For young Bryant, playing around quickly became playing sports. Two friends, Nolan and Peyton Weiss, talked him into playing football. Soon, the kid from Sierra Leone, whose favorite athlete was David Beckham, gave up Association Football for the American variety.
Elkhorn South head coach Guy Rosenberg first saw Bryant play during a summer workout before Bryant’s freshman season. Rosenberg used Bryant as the rabbit in pursuit drills, but nobody could catch him.
In short order, Bryant moved up to work out with the varsity group. It took less than half of a summer workout.
Rosenberg recounts Tom Mueller, a coach on the freshman team, stopping the workout when Bryant was promoted. “There he goes, fellas. There goes your meal ticket. No more standing around waiting for Moses to make the play.”
Bryant never again played anything but varsity football.
Almost instantly, the Omaha metro knew the name Moses Bryant. His freshman season was outstanding, as Bryan went more than 150 yards rushing in each of the last six contests of 2014. He finished with 1186 yards and 17 touchdowns on the ground, averaging 9.1 yards per carry.
— World-Herald Photo (@OWHpictures) September 2, 2017
Attention came fast from far and wide. It was something Bryant was unsure of how to handle at first.
“I’ve always been a really quiet kid,” Bryant said. “I learned a lot from the coaches, too, on just how to handle myself when it comes my way.”
His coaches and parents urged him to remain humble and keep working hard. It’s something Rosenberg feels he’s most proud of Bryant for achieving.
“I’m a big believer that anybody can handle adversity. But if you really want to test someone’s character, let them have success, particularly at a young age,” Rosenberg said. “He does things the right way and is always looking to get better.”
“He does things the right way and is always looking to get better.”

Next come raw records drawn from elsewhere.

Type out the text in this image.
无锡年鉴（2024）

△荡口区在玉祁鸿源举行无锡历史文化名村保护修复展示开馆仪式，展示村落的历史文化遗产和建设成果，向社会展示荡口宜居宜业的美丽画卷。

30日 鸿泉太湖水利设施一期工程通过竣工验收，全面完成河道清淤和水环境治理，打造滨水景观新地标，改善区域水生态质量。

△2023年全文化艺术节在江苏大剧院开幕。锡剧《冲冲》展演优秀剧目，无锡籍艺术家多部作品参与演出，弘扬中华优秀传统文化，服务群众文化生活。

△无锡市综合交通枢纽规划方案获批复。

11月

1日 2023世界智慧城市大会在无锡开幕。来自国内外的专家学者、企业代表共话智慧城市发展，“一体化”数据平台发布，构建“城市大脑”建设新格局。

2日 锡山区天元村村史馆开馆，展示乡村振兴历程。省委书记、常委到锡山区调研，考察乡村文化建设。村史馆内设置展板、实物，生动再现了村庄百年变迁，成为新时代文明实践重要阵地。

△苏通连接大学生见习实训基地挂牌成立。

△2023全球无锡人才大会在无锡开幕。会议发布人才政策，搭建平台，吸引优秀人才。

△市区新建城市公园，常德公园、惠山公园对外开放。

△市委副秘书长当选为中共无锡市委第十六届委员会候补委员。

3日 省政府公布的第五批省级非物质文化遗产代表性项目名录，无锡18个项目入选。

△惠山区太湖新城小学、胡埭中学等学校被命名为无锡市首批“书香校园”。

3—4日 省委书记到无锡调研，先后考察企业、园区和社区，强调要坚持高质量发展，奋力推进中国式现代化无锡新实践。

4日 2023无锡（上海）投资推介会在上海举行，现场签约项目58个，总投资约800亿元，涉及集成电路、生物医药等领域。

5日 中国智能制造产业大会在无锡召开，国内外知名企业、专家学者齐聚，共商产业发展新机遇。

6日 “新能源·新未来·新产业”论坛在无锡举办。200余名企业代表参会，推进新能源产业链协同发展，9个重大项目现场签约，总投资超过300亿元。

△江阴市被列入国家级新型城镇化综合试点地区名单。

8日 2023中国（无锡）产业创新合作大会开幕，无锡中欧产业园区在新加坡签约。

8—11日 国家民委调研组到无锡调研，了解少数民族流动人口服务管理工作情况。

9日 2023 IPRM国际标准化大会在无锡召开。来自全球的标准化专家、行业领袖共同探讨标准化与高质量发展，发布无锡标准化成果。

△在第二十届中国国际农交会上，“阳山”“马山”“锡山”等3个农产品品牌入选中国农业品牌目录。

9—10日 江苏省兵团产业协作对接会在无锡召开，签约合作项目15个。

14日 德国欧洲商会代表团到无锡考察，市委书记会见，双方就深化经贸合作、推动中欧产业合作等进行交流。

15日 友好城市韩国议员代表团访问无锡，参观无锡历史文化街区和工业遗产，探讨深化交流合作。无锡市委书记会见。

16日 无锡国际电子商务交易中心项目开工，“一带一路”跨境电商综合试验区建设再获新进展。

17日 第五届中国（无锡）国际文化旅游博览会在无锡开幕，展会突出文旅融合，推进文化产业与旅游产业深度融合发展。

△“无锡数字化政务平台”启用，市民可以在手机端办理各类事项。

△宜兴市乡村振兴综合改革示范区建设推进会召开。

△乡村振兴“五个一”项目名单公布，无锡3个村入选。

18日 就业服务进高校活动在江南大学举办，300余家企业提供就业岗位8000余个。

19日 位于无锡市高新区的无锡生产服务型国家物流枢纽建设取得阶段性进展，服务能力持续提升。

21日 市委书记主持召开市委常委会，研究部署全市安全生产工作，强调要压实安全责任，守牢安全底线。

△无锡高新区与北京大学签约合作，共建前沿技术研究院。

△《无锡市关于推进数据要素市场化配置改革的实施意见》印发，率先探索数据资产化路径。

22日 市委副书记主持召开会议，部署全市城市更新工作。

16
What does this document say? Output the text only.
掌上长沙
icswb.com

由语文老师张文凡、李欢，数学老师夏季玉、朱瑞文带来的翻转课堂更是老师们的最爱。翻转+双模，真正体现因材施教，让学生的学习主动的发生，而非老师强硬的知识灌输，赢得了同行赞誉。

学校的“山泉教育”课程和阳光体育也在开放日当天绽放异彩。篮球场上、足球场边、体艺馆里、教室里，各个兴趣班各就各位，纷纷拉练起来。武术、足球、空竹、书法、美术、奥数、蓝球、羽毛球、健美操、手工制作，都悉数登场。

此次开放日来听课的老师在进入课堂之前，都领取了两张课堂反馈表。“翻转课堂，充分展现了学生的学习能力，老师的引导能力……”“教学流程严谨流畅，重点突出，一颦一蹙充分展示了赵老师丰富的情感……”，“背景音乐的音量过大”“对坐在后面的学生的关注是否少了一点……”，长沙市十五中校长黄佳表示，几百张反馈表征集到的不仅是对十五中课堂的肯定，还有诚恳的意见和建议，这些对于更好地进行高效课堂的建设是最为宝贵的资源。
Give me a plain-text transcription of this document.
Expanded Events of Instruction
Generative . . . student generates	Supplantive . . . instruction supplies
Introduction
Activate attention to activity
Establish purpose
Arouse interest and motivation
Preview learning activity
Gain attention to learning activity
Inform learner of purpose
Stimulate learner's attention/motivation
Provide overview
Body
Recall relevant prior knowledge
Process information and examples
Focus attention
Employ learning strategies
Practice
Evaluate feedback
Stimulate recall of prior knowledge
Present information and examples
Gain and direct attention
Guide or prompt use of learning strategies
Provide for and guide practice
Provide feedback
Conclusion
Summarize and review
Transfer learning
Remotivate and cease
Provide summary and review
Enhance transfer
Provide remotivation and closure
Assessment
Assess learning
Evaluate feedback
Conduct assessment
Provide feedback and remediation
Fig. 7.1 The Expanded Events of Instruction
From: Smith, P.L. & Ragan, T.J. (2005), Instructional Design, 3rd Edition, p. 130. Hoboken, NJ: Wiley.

As for that rumor, it’s unequivocally false. There would have been no way for Bryant to be adopted and moved into the United States if the paperwork, namely his birth certificate, wasn’t in order.
“In sixth grade, they were saying I was 18,” Bryant said. “Now they’re saying I’m 27, 28? Half those people just need to meet me and know who I am instead of just making up things.”
For Rosenberg, it’s even simpler. People aren’t used to seeing an athlete of Bryant’s caliber.
“That’s what a Division I football player looks like,” Rosenberg said. “They’re going to dominate.”
For Bryant, the domination of Class B football was only getting started.
As a sophomore, Bryant posted another 1181-yard rushing season with 17 rushing touchdowns, numbers nearly identical to his breakout freshman campaign. The Storm won the school’s first-ever state championship.
What followed the next season took Bryant’s legend into the record books.
As a junior, Bryant scored 43 total touchdowns to set a new Class B record. His 37 scores on the ground tied the mark set by Brendan Holbein in 1991. Holbein went on to play four years at Nebraska, winning two national championships.
Bryant’s 2016 yardage total, while not eye-popping at 1688, becomes incredible with context. Bryant carried the ball only 204 times, never carrying more than 23 times in a game. At 8.3 yards per carry, he was almost good for a first down every time he touched the ball.
Now in his senior season, Bryant has set the Class B record for career touchdowns. As of this posting, he’s crossed the goal line 94 times. It’s possible that Bryant could run down another Omaha legend: Calvin Strong. Strong scored 104 touchdowns in his career to set the all-class record. If Bryant maintains his career average of 2.35 touchdowns per game, he would have 101 touchdowns heading into the state playoffs.
Not bad for a 27-year-old.
Even better for a kid from an orphanage in Sierra Leone.